Мария Зоркая читала нам курс по средневековью. «Беовульф», «Кудруна», Вольфрам фон Эшенбах — она сыпала именами как из рукава. От нее я впервые услыхал об Иоганне Рейхлине, немецком юдофиле, изучавшем каббалу и составившем грамматику иврита еще в эпоху Колумба.
Преподавательская ее манера зиждилась на двух китах: повергая аудиторию в трепет своей гейдельбергской ученостью, она в то же время отказывала нам в праве блеснуть ответной эрудицией; например, когда Света Орлова, родом из какой-то глуши (через пару лет она выйдет замуж за мексиканца и укатит к пирамидам майя), попыталась ей процитировать немецкую балладу на языке оригинала, германистка брезгливо поморщилась:
— Не может быть, чтобы Вы помнили это наизусть!
Другое дело Володя Мисюк: тольяттинский поклонник Рубцова в открытую саботировал лекции «Маши» — как называл он Зоркую за глаза, будучи ее ровесником. Каламбуря напропалую (дальше «клитора» и «менстры», извлеченных из имени Клитемнестры, обычно дело у него не шло), он не столько заигрывал с ней, сколько старался задеть. Но и для этого остряка-самоучки у гордой феминистки нашлась пара ласковых:
— Мисюк, — изрекла она однажды, — напрасно вы пыжитесь, голубчик. Да будет вам известно, я уже и без того вошла в историю литературы: сам Арсений Тарковский посвятил мне стихотворение!

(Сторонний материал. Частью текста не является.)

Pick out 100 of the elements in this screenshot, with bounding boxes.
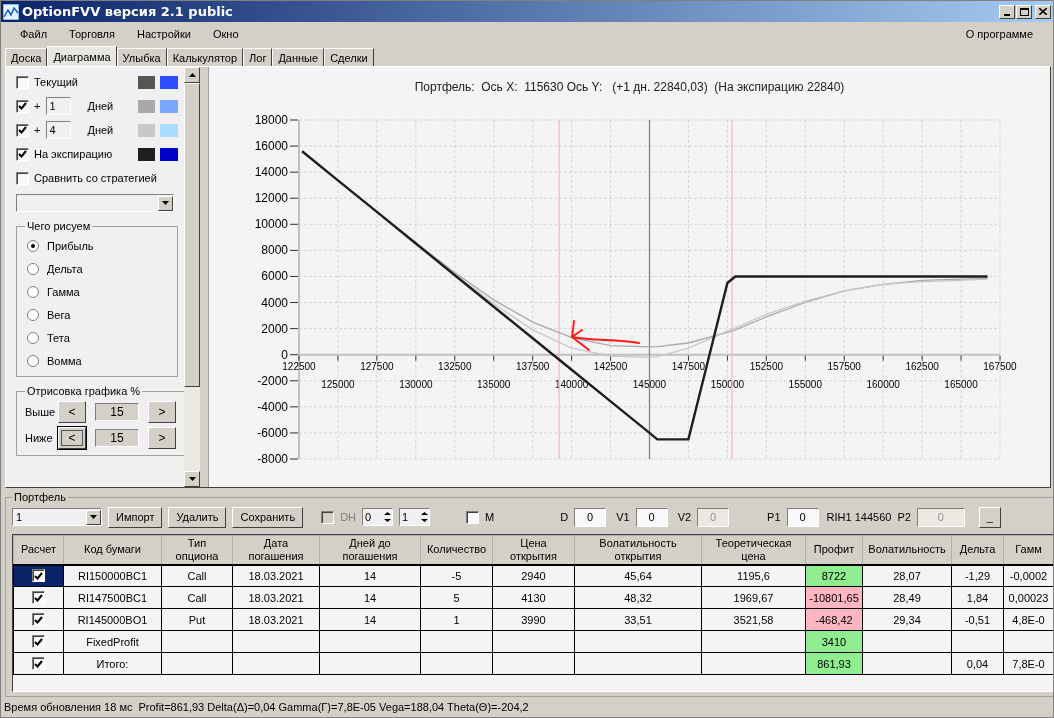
spinner-arrows-icon[interactable] <box>383 510 393 524</box>
x-tick-label: 155000 <box>788 378 822 390</box>
column-header[interactable]: Дата погашения <box>232 535 320 565</box>
radio-button[interactable] <box>27 262 39 275</box>
tab[interactable]: Сделки <box>324 48 374 66</box>
color-swatch[interactable] <box>160 99 178 113</box>
color-swatch[interactable] <box>137 75 156 89</box>
selection-cell[interactable] <box>13 564 64 587</box>
small-button[interactable]: _ <box>978 506 1001 528</box>
decrease-button[interactable]: < <box>58 427 86 449</box>
minimize-button[interactable] <box>999 4 1015 19</box>
input-field[interactable]: 0 <box>786 507 819 527</box>
x-tick-label: 150000 <box>710 378 744 390</box>
column-header[interactable]: Код бумаги <box>63 535 162 565</box>
menu-item[interactable]: Настройки <box>126 28 202 40</box>
color-swatch[interactable] <box>160 147 178 161</box>
x-tick-label: 135000 <box>476 378 510 390</box>
column-header[interactable]: Расчет <box>13 535 64 565</box>
input-field[interactable]: 0 <box>574 507 607 527</box>
x-tick-label: 165000 <box>943 378 978 390</box>
checkbox[interactable] <box>32 569 45 583</box>
strategy-dropdown[interactable] <box>16 194 174 212</box>
increase-button[interactable]: > <box>148 427 176 449</box>
menu-item[interactable]: Файл <box>9 28 59 40</box>
input-field[interactable]: 0 <box>635 507 668 527</box>
days-field[interactable]: 1 <box>46 97 72 115</box>
spinner-field[interactable]: 1 <box>399 508 431 526</box>
y-tick-label: 16000 <box>254 139 288 154</box>
days-field[interactable]: 4 <box>46 121 72 139</box>
x-tick-label: 140000 <box>554 378 588 390</box>
tab[interactable]: Улыбка <box>116 48 167 66</box>
selection-cell[interactable] <box>13 586 64 609</box>
dh-label: DH <box>340 511 357 523</box>
radio-button[interactable] <box>27 354 39 367</box>
toolbar-button[interactable]: Сохранить <box>232 506 304 528</box>
tab[interactable]: Калькулятор <box>166 48 244 66</box>
spinner-arrows-icon[interactable] <box>420 510 430 524</box>
radio-button[interactable] <box>27 239 39 252</box>
spinner-field[interactable]: 0 <box>362 508 394 526</box>
field-label: P1 <box>767 511 781 523</box>
y-tick-label: 2000 <box>260 321 288 336</box>
portfolio-dropdown[interactable]: 1 <box>12 508 102 526</box>
field-label: V2 <box>677 511 692 523</box>
range-label: Ниже <box>25 432 54 444</box>
color-swatch[interactable] <box>160 123 178 137</box>
column-header[interactable]: Дельта <box>951 535 1004 565</box>
close-button[interactable] <box>1035 4 1051 19</box>
color-swatch[interactable] <box>137 123 156 137</box>
y-tick-label: -8000 <box>256 452 288 466</box>
checkbox[interactable] <box>16 123 29 137</box>
selection-cell[interactable] <box>13 652 64 675</box>
range-label: Выше <box>25 406 55 418</box>
radio-button[interactable] <box>27 285 39 298</box>
decrease-button[interactable]: < <box>58 401 86 423</box>
checkbox[interactable] <box>32 613 45 626</box>
x-tick-label: 167500 <box>982 360 1017 372</box>
radio-label: Дельта <box>47 262 83 275</box>
tab[interactable]: Лог <box>243 48 273 66</box>
checkbox[interactable] <box>16 171 29 185</box>
y-tick-label: 12000 <box>254 191 288 206</box>
group-title: Портфель <box>13 491 67 503</box>
menu-item[interactable]: О программе <box>965 28 1045 40</box>
column-header[interactable]: Теоретическая цена <box>701 535 806 565</box>
radio-button[interactable] <box>27 331 39 344</box>
column-header[interactable]: Волатильность открытия <box>574 535 702 565</box>
radio-label: Прибыль <box>47 239 94 252</box>
column-header[interactable]: Профит <box>805 535 863 565</box>
y-tick-label: 14000 <box>254 165 288 180</box>
column-header[interactable]: Гамм <box>1003 535 1053 565</box>
color-swatch[interactable] <box>137 99 156 113</box>
menu-item[interactable]: Торговля <box>58 28 126 40</box>
toolbar-button[interactable]: Импорт <box>108 506 163 528</box>
curve-label: На экспирацию <box>34 148 113 160</box>
maximize-button[interactable] <box>1016 4 1032 19</box>
column-header[interactable]: Цена открытия <box>492 535 575 565</box>
menu-item[interactable]: Окно <box>201 28 250 40</box>
column-header[interactable]: Количество <box>420 535 493 565</box>
scroll-thumb[interactable] <box>184 83 200 387</box>
increase-button[interactable]: > <box>148 401 176 423</box>
toolbar-button[interactable]: Удалить <box>168 506 227 528</box>
checkbox[interactable] <box>32 657 45 670</box>
checkbox[interactable] <box>16 99 29 113</box>
checkbox[interactable] <box>16 75 29 89</box>
tab[interactable]: Диаграмма <box>47 46 117 66</box>
scrollbar[interactable] <box>184 67 200 487</box>
x-tick-label: 162500 <box>904 360 939 372</box>
color-swatch[interactable] <box>137 147 156 161</box>
checkbox[interactable] <box>32 635 45 648</box>
radio-button[interactable] <box>27 308 39 321</box>
color-swatch[interactable] <box>160 75 178 89</box>
checkbox[interactable] <box>466 510 480 524</box>
checkbox[interactable] <box>32 591 45 604</box>
column-header[interactable]: Волатильность <box>862 535 952 565</box>
column-header[interactable]: Тип опциона <box>161 535 233 565</box>
selection-cell[interactable] <box>13 608 64 631</box>
column-header[interactable]: Дней до погашения <box>319 535 421 565</box>
tab[interactable]: Доска <box>5 48 48 66</box>
tab[interactable]: Данные <box>272 48 325 66</box>
selection-cell[interactable] <box>13 630 64 653</box>
checkbox[interactable] <box>16 147 29 161</box>
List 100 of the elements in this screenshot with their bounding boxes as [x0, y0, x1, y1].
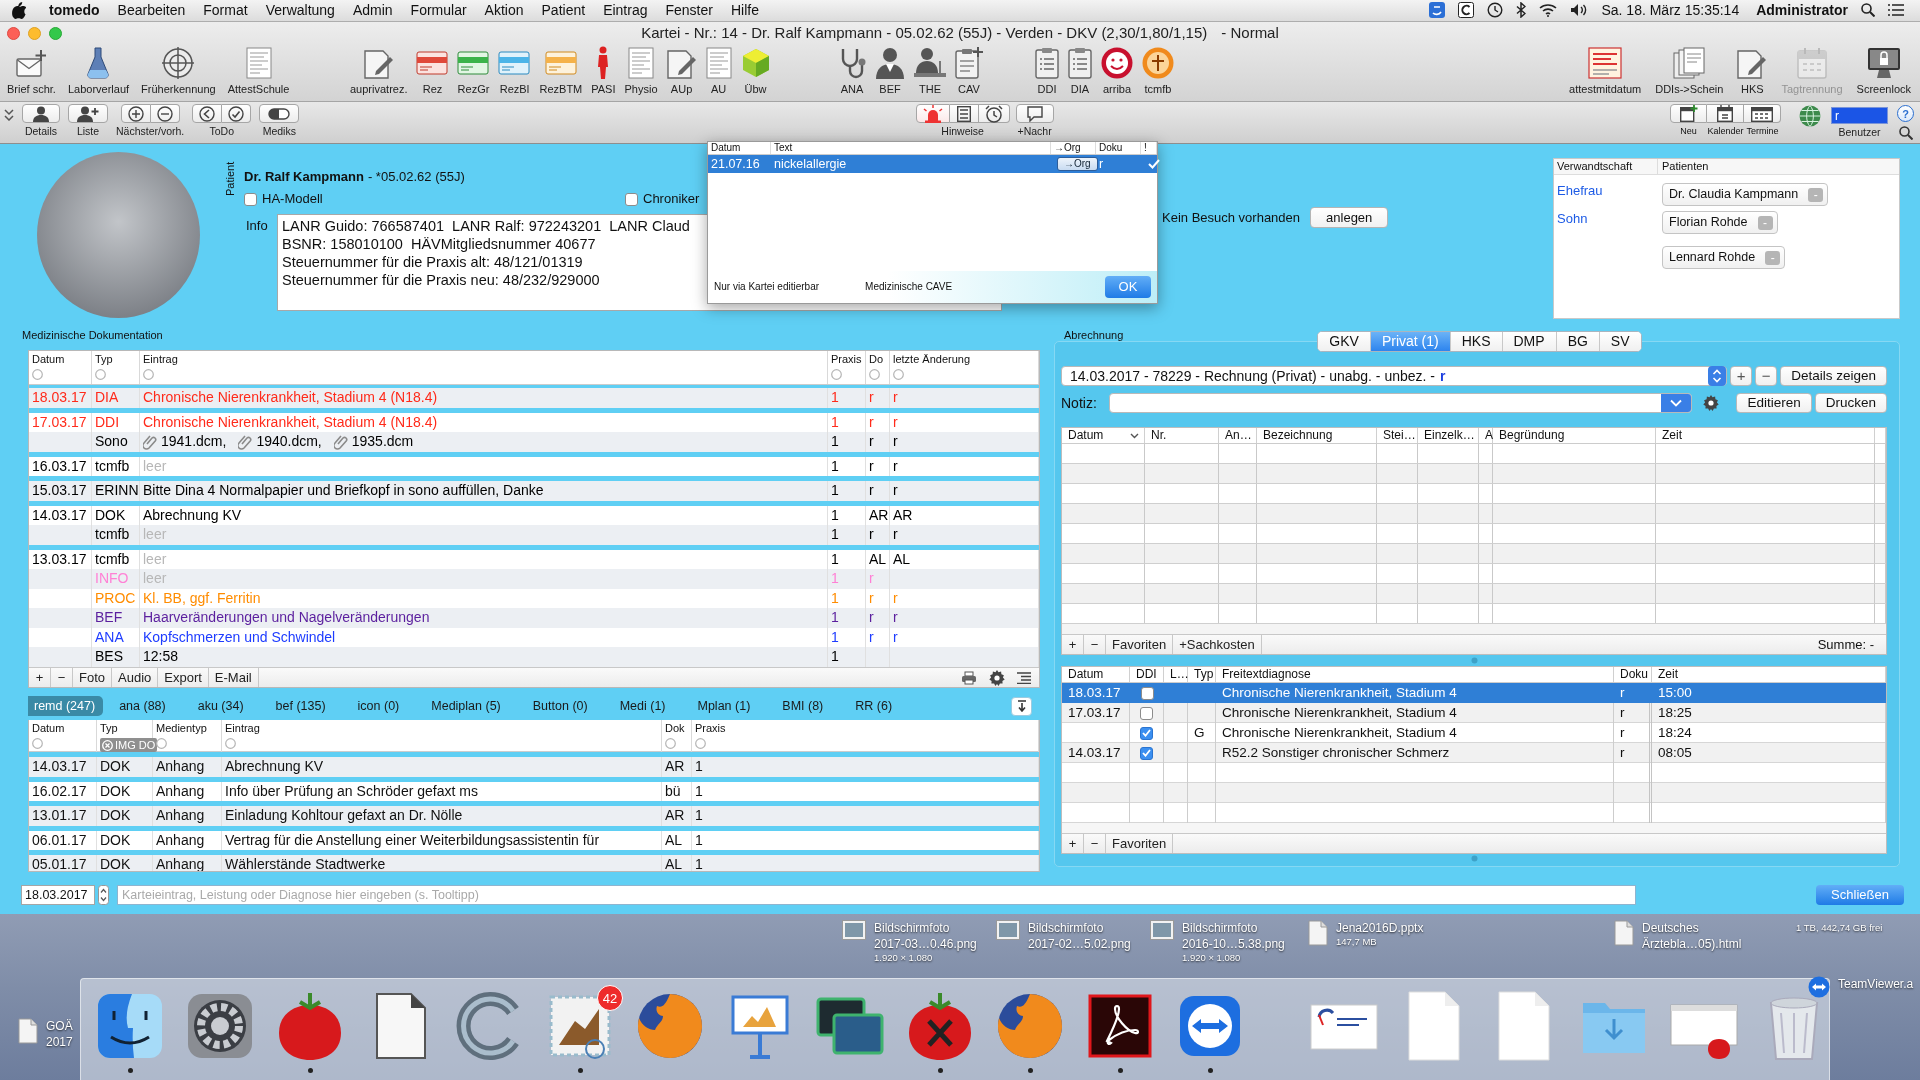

Ко мне она поначалу относилась покровительственно. Еще во время вступительных экзаменов, когда я в полном неведении ежился на лавке под липой, возложила мне руку на плечо:
— Прошу любить и жаловать: Гриша Марговский, талантливый поэт и мой новый протеже!
Двойник Хемингуэя, к которому она при этом обращалась, седобородый фавн у нее на побегушках, стыдливо пряча за спиной пивную емкость, уважительно икнул в ответ (после я встречал его в ЦДЛ: лишившись работы, он окончательно спился и примкнул к лейб-гвардейским горлохватам). Вызывающая ее откровенность, помню, меня слегка покоробила: в провинции любые проявления национальной солидарности на тот момент еще весьма тщательно маскировались…
Предельно экономившая на интимной жизни бравая атаманша сумела в тот достопамятный год подчинить себе чуть ли не полинститута: по натиску она не уступала целой конной дивизии! Впрочем, когда я робко спросил ее совета, что целесообразней указать в графе «национальность», она не задумываясь отчеканила:
— В анкете для приемной комиссии лучше напишите «русский», во всех же прочих нет никаких причин скрывать правду.